Chapter 51 - Electronic solvation dynamics in non-polar supercritical fluids

Abstract

Solvation dynamics is usually investigated by following in “real time” the response of the medium to an impulsive redistribution of charge of a solute. Experimentally, short pulse excitation of a chromophore creates instantaneously a “new” molecule, to which the surrounding solvent molecules respond. Contrary to liquids, studies of non-polar solvation dynamics in supercritical fluids (SCFs) are very rare and a molecular level description of the solvation process is still needed. In particular, the strong local density fluctuations appearing near the critical point, which are responsible for most of the unusual solvation properties of SCFs, may influence significantly the solute-solvent structural and dynamical properties.
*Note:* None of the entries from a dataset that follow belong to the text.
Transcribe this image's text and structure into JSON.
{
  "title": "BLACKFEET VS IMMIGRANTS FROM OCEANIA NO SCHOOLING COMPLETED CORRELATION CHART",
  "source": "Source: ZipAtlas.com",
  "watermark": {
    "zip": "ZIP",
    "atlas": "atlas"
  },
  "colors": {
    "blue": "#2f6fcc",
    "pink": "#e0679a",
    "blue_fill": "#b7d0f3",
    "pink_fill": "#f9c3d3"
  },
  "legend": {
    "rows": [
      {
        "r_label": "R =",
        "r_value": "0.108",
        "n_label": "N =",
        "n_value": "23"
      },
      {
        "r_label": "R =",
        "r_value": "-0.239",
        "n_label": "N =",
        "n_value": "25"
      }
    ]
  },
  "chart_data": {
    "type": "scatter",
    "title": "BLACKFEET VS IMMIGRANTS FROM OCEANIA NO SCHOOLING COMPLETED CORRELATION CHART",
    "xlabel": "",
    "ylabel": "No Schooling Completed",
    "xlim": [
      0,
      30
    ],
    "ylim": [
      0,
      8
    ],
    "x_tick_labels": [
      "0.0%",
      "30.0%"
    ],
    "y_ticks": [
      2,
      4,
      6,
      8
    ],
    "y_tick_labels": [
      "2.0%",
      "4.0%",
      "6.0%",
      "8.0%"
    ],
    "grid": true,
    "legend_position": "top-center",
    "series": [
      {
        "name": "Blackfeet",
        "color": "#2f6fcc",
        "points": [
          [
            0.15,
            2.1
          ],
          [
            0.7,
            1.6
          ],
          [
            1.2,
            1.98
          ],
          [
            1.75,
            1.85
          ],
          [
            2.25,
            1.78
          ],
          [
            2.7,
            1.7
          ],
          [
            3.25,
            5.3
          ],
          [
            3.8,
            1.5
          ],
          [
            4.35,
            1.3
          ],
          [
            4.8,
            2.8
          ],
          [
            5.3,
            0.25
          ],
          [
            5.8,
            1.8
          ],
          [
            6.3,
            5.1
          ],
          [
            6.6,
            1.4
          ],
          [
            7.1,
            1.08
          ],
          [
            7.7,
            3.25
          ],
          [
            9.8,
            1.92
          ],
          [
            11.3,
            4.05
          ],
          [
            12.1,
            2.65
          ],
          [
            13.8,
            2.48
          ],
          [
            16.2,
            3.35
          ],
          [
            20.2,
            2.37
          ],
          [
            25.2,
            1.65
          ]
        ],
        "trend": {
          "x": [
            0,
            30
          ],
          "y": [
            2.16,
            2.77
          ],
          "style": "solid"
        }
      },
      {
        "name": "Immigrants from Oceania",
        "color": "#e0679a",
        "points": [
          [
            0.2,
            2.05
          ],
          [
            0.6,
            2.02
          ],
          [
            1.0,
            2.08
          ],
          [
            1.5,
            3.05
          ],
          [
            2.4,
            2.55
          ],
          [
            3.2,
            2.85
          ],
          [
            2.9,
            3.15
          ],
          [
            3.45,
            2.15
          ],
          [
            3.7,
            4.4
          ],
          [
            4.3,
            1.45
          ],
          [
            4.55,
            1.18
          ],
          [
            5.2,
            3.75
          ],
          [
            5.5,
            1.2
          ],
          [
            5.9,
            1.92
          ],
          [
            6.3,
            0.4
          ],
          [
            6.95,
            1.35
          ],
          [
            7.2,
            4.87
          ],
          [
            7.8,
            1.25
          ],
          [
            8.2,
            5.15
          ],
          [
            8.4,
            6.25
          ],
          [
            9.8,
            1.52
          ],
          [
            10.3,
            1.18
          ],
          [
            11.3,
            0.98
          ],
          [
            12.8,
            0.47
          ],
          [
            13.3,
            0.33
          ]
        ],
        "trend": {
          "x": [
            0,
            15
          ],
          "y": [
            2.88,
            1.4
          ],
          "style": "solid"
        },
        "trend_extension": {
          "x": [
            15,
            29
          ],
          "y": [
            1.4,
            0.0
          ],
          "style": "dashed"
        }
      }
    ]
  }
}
This chapter investigates SC Argon as a model non-polar solvent. Rydberg states are used to get an insight into the non-polar solvation dynamics. This chapter investigates, experimentally, steady-state (absorption and fluorescence) spectroscopy of the Rydberg transition over a wide range of thermodynamical conditions in the Ar supercritical (SC) domain. Then, molecular dynamics (MD) simulations, whose validity is checked by reproducing the steady-state spectroscopic observables, are used to explore the details of structural rearrangements and solvation dynamics upon excitation of a Rydberg state. In particular, the influence of the near-critical local density fluctuations on solvation dynamics is analyzed.